Шрифт:
Интервал:
Закладка:
Но найти камешек Верочка уже не успела…
Все царапинки, которые она помнила с детства, были на месте. Правда, и новые прибавились. Видно, что брошку носили все эти годы. И надпись не исчезла, все те же волнистые угловатые буквы. «На память».
– Берите, Вера Леонидовна, – доносился до нее умоляющий голос Завгородней, – только помогите Славе, он же ни в чем не виноват, он ни копейки не взял…
Вере удалось совладать с собой и вынырнуть из-под колпака.
– Вы с ума сошли, – строго проговорила она, положив брошь на край стола. – Вы хоть понимаете, что это взятка? Заберите немедленно. Все, что должно быть сделано по закону, будет сделано. Следствие во всем разберется. Давайте повестку, я подпишу, и можете идти. Но я вызову вас еще не один раз.
Руки Марии Станиславовны тряслись так, что совладать с булавкой она не смогла и после нескольких безуспешных попыток просто сунула брошь в сумку.
Оставшись одна, Вера Потапова заперла дверь кабинета изнутри, открыла сейф, достала материалы дела, нашла протокол «избрания меры пресечения в виде заключения под стражу». Там же лежала и фотография Вячеслава Завгороднего, начальника цеха крупного спиртового завода, арестованного по обвинению в хищениях и взяточничестве в особо крупных размерах. Статья расстрельная.

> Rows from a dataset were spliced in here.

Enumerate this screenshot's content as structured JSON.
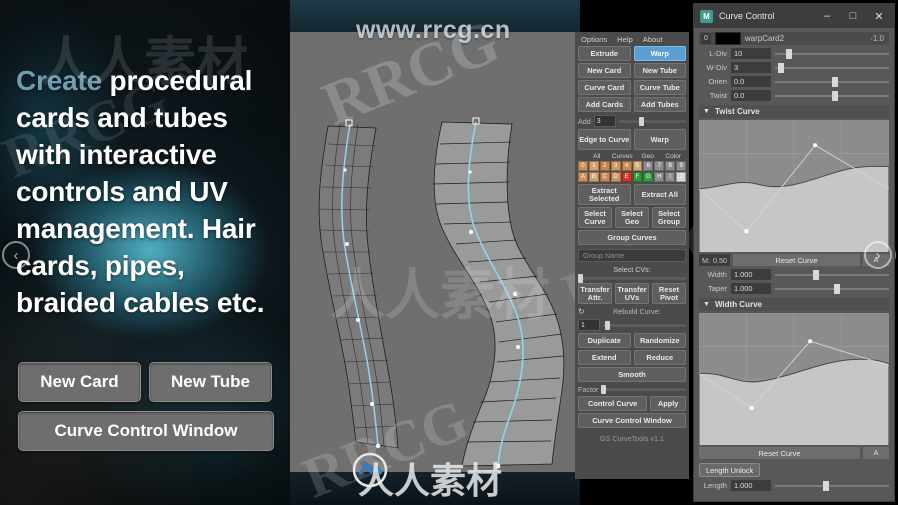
{
  "promo": {
    "headline_highlight": "Create",
    "headline_rest": " procedural cards and tubes with interactive controls and UV management. Hair cards, pipes, braided cables etc.",
    "buttons": {
      "new_card": "New Card",
      "new_tube": "New Tube",
      "curve_control_window": "Curve Control Window"
    },
    "prev_arrow": "‹",
    "next_arrow": "›"
  },
  "watermarks": {
    "url": "www.rrcg.cn",
    "rrcg": "RRCG",
    "cn_mark": "人人素材",
    "bottom_text": "人人素材"
  },
  "tool_panel": {
    "menu": [
      "Options",
      "Help",
      "About"
    ],
    "mode_row": [
      {
        "label": "Extrude",
        "selected": false
      },
      {
        "label": "Warp",
        "selected": true
      }
    ],
    "rows": [
      [
        "New Card",
        "New Tube"
      ],
      [
        "Curve Card",
        "Curve Tube"
      ],
      [
        "Add Cards",
        "Add Tubes"
      ]
    ],
    "add_slider": {
      "label": "Add",
      "value": "3"
    },
    "mode_row2": [
      {
        "label": "Edge to Curve"
      },
      {
        "label": "Warp"
      }
    ],
    "palette": {
      "headers": [
        "All",
        "Curves",
        "Geo",
        "Color"
      ],
      "row1": [
        {
          "label": "0",
          "color": "#c98f5e"
        },
        {
          "label": "1",
          "color": "#d3a072"
        },
        {
          "label": "2",
          "color": "#c9854f"
        },
        {
          "label": "3",
          "color": "#cf9463"
        },
        {
          "label": "4",
          "color": "#c88a54"
        },
        {
          "label": "5",
          "color": "#d7a877"
        },
        {
          "label": "6",
          "color": "#8d8d8d"
        },
        {
          "label": "7",
          "color": "#8d8d8d"
        },
        {
          "label": "8",
          "color": "#8d8d8d"
        },
        {
          "label": "9",
          "color": "#8d8d8d"
        }
      ],
      "row2": [
        {
          "label": "A",
          "color": "#c98f5e"
        },
        {
          "label": "B",
          "color": "#d3a072"
        },
        {
          "label": "C",
          "color": "#c98a58"
        },
        {
          "label": "D",
          "color": "#cf9463"
        },
        {
          "label": "E",
          "color": "#d4342c"
        },
        {
          "label": "F",
          "color": "#2f9b3e"
        },
        {
          "label": "G",
          "color": "#2f9b47"
        },
        {
          "label": "H",
          "color": "#8d8d8d"
        },
        {
          "label": "I",
          "color": "#8d8d8d"
        },
        {
          "label": "J",
          "color": "#d7d7d7"
        }
      ]
    },
    "extract": [
      "Extract Selected",
      "Extract All"
    ],
    "select": [
      "Select Curve",
      "Select Geo",
      "Select Group"
    ],
    "group_curves": "Group Curves",
    "group_name_placeholder": "Group Name",
    "select_cvs": "Select CVs:",
    "transfer": [
      "Transfer Attr.",
      "Transfer UVs",
      "Reset Pivot"
    ],
    "rebuild_curve": {
      "label": "Rebuild Curve:",
      "value": "1",
      "icon": "refresh-icon"
    },
    "ops": [
      [
        "Duplicate",
        "Randomize"
      ],
      [
        "Extend",
        "Reduce"
      ]
    ],
    "smooth": "Smooth",
    "factor": "Factor",
    "control_row": [
      "Control Curve",
      "Apply"
    ],
    "curve_control_window": "Curve Control Window",
    "footer": "GS CurveTools v1.1"
  },
  "curve_control": {
    "title": "Curve Control",
    "icon": "app-icon",
    "window_buttons": {
      "minimize": "–",
      "maximize": "□",
      "close": "✕"
    },
    "object": {
      "index": "0",
      "color": "#000000",
      "name": "warpCard2",
      "value": "-1.0"
    },
    "params": [
      {
        "label": "L-Div",
        "value": "10",
        "knob_pct": 10
      },
      {
        "label": "W-Div",
        "value": "3",
        "knob_pct": 3
      },
      {
        "label": "Orien",
        "value": "0.0",
        "knob_pct": 50
      },
      {
        "label": "Twist",
        "value": "0.0",
        "knob_pct": 50
      }
    ],
    "twist_curve": {
      "section_label": "Twist Curve",
      "reset": "Reset Curve",
      "m_label": "M:",
      "m_value": "0.50",
      "small_button": "A"
    },
    "width_taper": [
      {
        "label": "Width",
        "value": "1.000",
        "knob_pct": 33
      },
      {
        "label": "Taper",
        "value": "1.000",
        "knob_pct": 52
      }
    ],
    "width_curve": {
      "section_label": "Width Curve",
      "reset": "Reset Curve",
      "small_button": "A"
    },
    "length": {
      "lock_button": "Length Unlock",
      "label": "Length",
      "value": "1.000",
      "knob_pct": 42
    }
  }
}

Он? Или не он? Прошло больше тридцати лет, тогда он был мальчиком лет двенадцати, сейчас это солидный мужчина «за сорок». Как разглядеть в нем черты того пацаненка, бежавшего рядом с колонной евреев из гетто, которых вели на расстрел, и торжествующе кричавшего: «Так вам и надо! Кончилась ваша власть! Чтоб вы сдохли, жиды проклятые!» В смертной колонне шли бабушка Рахиль, ее младшая дочка Розочка, совсем подросток, хотя и приходилась Вере теткой, и трехлетняя Леночка, дочь бабушкиной старшей дочери, тети Сони. Отец Веры, Леонид, был средним сыном бабушки…

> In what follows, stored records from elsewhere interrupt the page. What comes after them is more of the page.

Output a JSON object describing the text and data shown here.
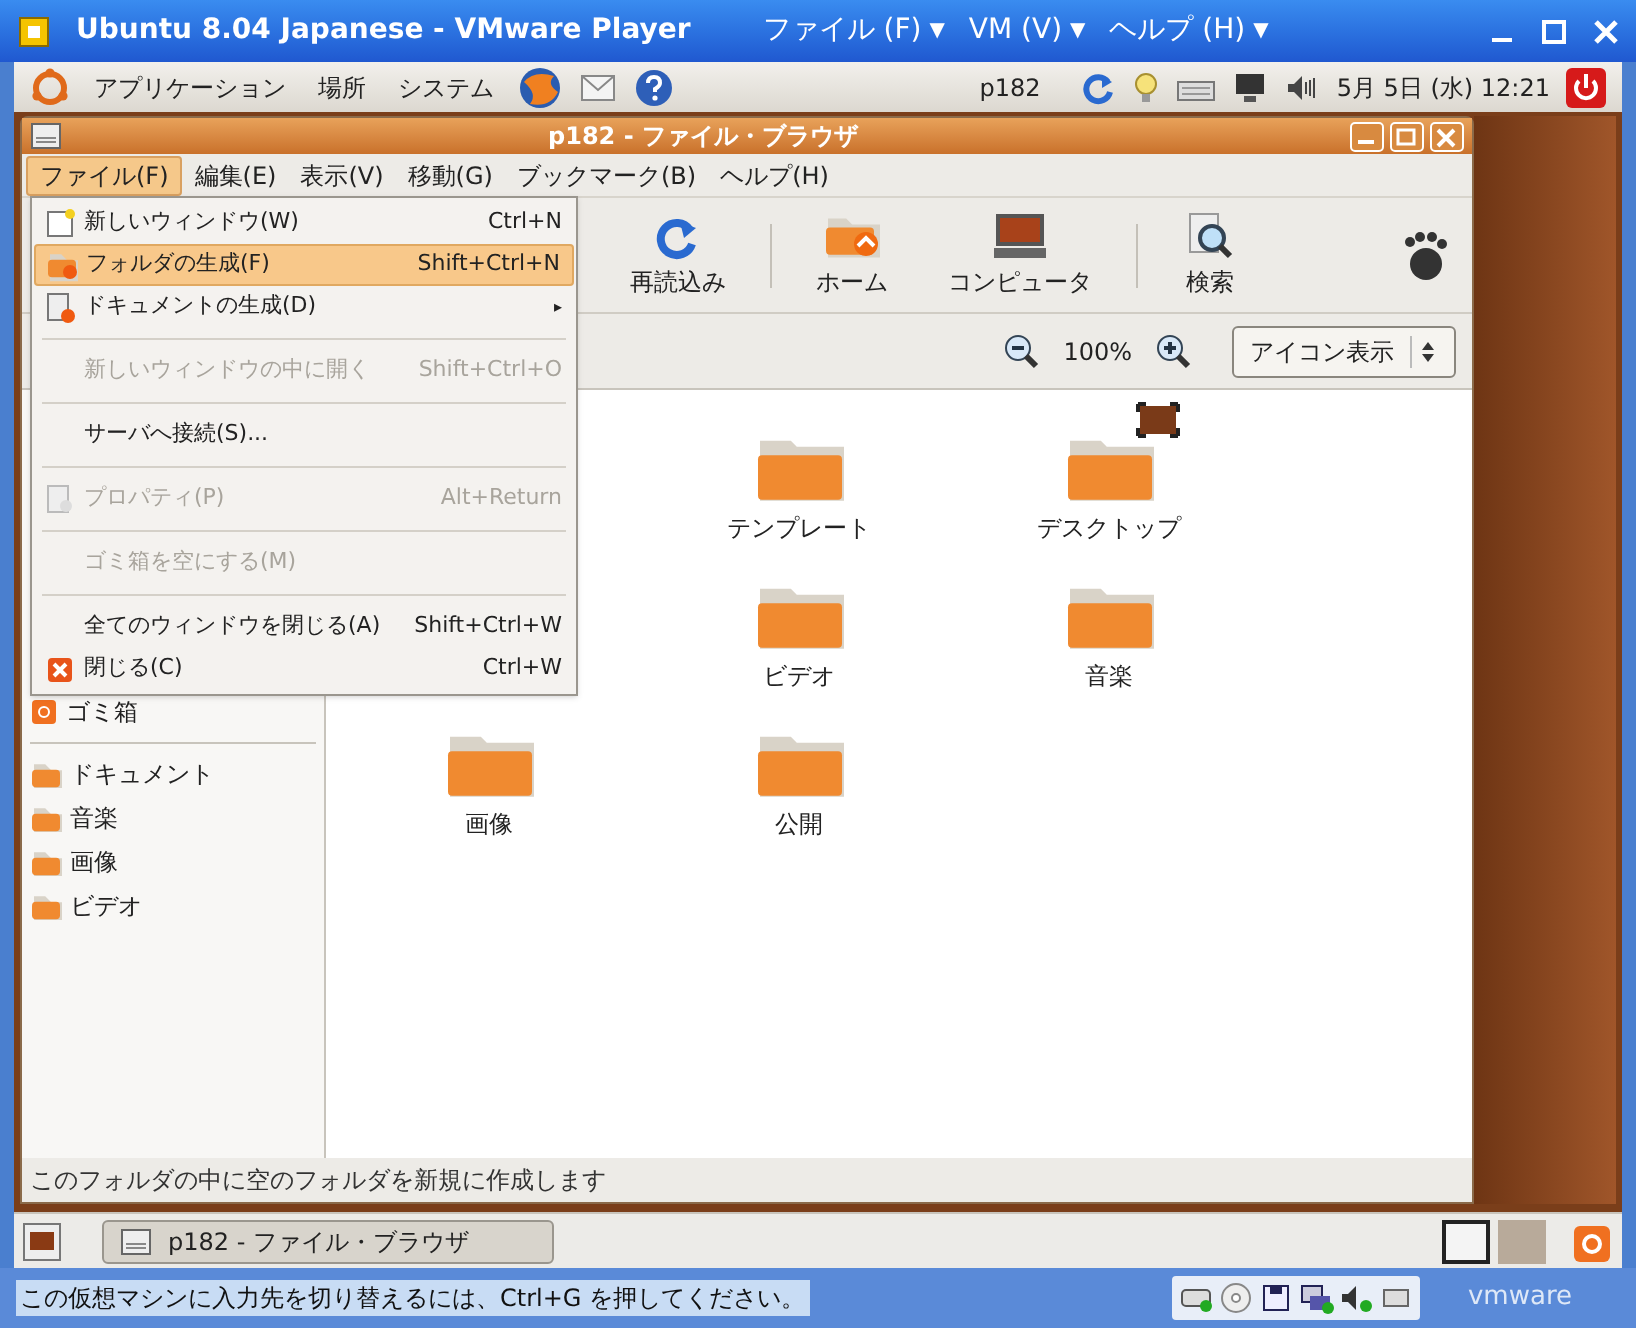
{
  "vm_window": {
    "title": "Ubuntu 8.04 Japanese - VMware Player",
    "menus": [
      {
        "label": "ファイル (F)",
        "arrow": "▼"
      },
      {
        "label": "VM (V)",
        "arrow": "▼"
      },
      {
        "label": "ヘルプ (H)",
        "arrow": "▼"
      }
    ]
  },
  "top_panel": {
    "menus": [
      "アプリケーション",
      "場所",
      "システム"
    ],
    "user": "p182",
    "clock": "5月 5日 (水) 12:21"
  },
  "browser": {
    "title": "p182 - ファイル・ブラウザ",
    "menubar": [
      {
        "label": "ファイル(F)",
        "selected": true
      },
      {
        "label": "編集(E)",
        "selected": false
      },
      {
        "label": "表示(V)",
        "selected": false
      },
      {
        "label": "移動(G)",
        "selected": false
      },
      {
        "label": "ブックマーク(B)",
        "selected": false
      },
      {
        "label": "ヘルプ(H)",
        "selected": false
      }
    ],
    "toolbar": [
      {
        "kind": "reload",
        "label": "再読込み"
      },
      {
        "kind": "separator"
      },
      {
        "kind": "home",
        "label": "ホーム"
      },
      {
        "kind": "computer",
        "label": "コンピュータ"
      },
      {
        "kind": "separator"
      },
      {
        "kind": "search",
        "label": "検索"
      }
    ],
    "zoom": "100%",
    "view_mode": "アイコン表示",
    "sidebar": [
      {
        "label": "ゴミ箱",
        "kind": "trash"
      },
      {
        "kind": "divider"
      },
      {
        "label": "ドキュメント",
        "kind": "folder"
      },
      {
        "label": "音楽",
        "kind": "folder"
      },
      {
        "label": "画像",
        "kind": "folder"
      },
      {
        "label": "ビデオ",
        "kind": "folder"
      }
    ],
    "icons": [
      "テンプレート",
      "デスクトップ",
      "ビデオ",
      "音楽",
      "画像",
      "公開"
    ],
    "status": "このフォルダの中に空のフォルダを新規に作成します",
    "file_menu": [
      {
        "kind": "window",
        "label": "新しいウィンドウ(W)",
        "shortcut": "Ctrl+N",
        "disabled": false,
        "selected": false
      },
      {
        "kind": "folder",
        "label": "フォルダの生成(F)",
        "shortcut": "Shift+Ctrl+N",
        "disabled": false,
        "selected": true
      },
      {
        "kind": "document",
        "label": "ドキュメントの生成(D)",
        "arrow": "▸",
        "disabled": false,
        "selected": false
      },
      {
        "kind": "separator"
      },
      {
        "kind": "plain",
        "label": "新しいウィンドウの中に開く",
        "shortcut": "Shift+Ctrl+O",
        "disabled": true,
        "selected": false
      },
      {
        "kind": "separator"
      },
      {
        "kind": "plain",
        "label": "サーバへ接続(S)...",
        "disabled": false,
        "selected": false
      },
      {
        "kind": "separator"
      },
      {
        "kind": "properties",
        "label": "プロパティ(P)",
        "shortcut": "Alt+Return",
        "disabled": true,
        "selected": false
      },
      {
        "kind": "separator"
      },
      {
        "kind": "plain",
        "label": "ゴミ箱を空にする(M)",
        "disabled": true,
        "selected": false
      },
      {
        "kind": "separator"
      },
      {
        "kind": "plain",
        "label": "全てのウィンドウを閉じる(A)",
        "shortcut": "Shift+Ctrl+W",
        "disabled": false,
        "selected": false
      },
      {
        "kind": "close",
        "label": "閉じる(C)",
        "shortcut": "Ctrl+W",
        "disabled": false,
        "selected": false
      }
    ]
  },
  "bottom_panel": {
    "task": "p182 - ファイル・ブラウザ",
    "workspaces": [
      {
        "selected": true
      },
      {
        "selected": false
      }
    ]
  },
  "vm_status": {
    "message": "この仮想マシンに入力先を切り替えるには、Ctrl+G を押してください。",
    "brand": "vmware"
  }
}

Вера многое забыла из того страшного военного времени. Но этот мальчишка из памяти никак не стирался. И простить его она не могла. Потом, на следующий день, она увидела мальчишку еще раз. Он играл во дворе дома, где жила та женщина. Та, которая обманула и предала. Наверное, мальчик был ее сыном.
И вот мальчик вырос. Закончил школу, получил высшее образование, стал начальником цеха. Даже в партию вступил, хотя по всей биографии заметно, что не сильно-то он этого хотел, просто понимал, что дальнейшего продвижения по службе без членства в КПСС не будет, и в очередь на получение нового жилья его, беспартийного, не поставят, будут отказывать под любыми благовидными предлогами. Женился, обзавелся детьми. По случаю рождения сына подарил жене брошь, которую получил от матери. Соврал, что от бабушки. Или это мать его обманула? Сказала, что брошь бабушкина, утаила от сына, откуда на самом деле взялось украшение.
Итак, вопрос: знал ли Вячеслав Завгородний истинную историю броши? Допустим, не знал. Допустим, мать об этом благоразумно умолчала…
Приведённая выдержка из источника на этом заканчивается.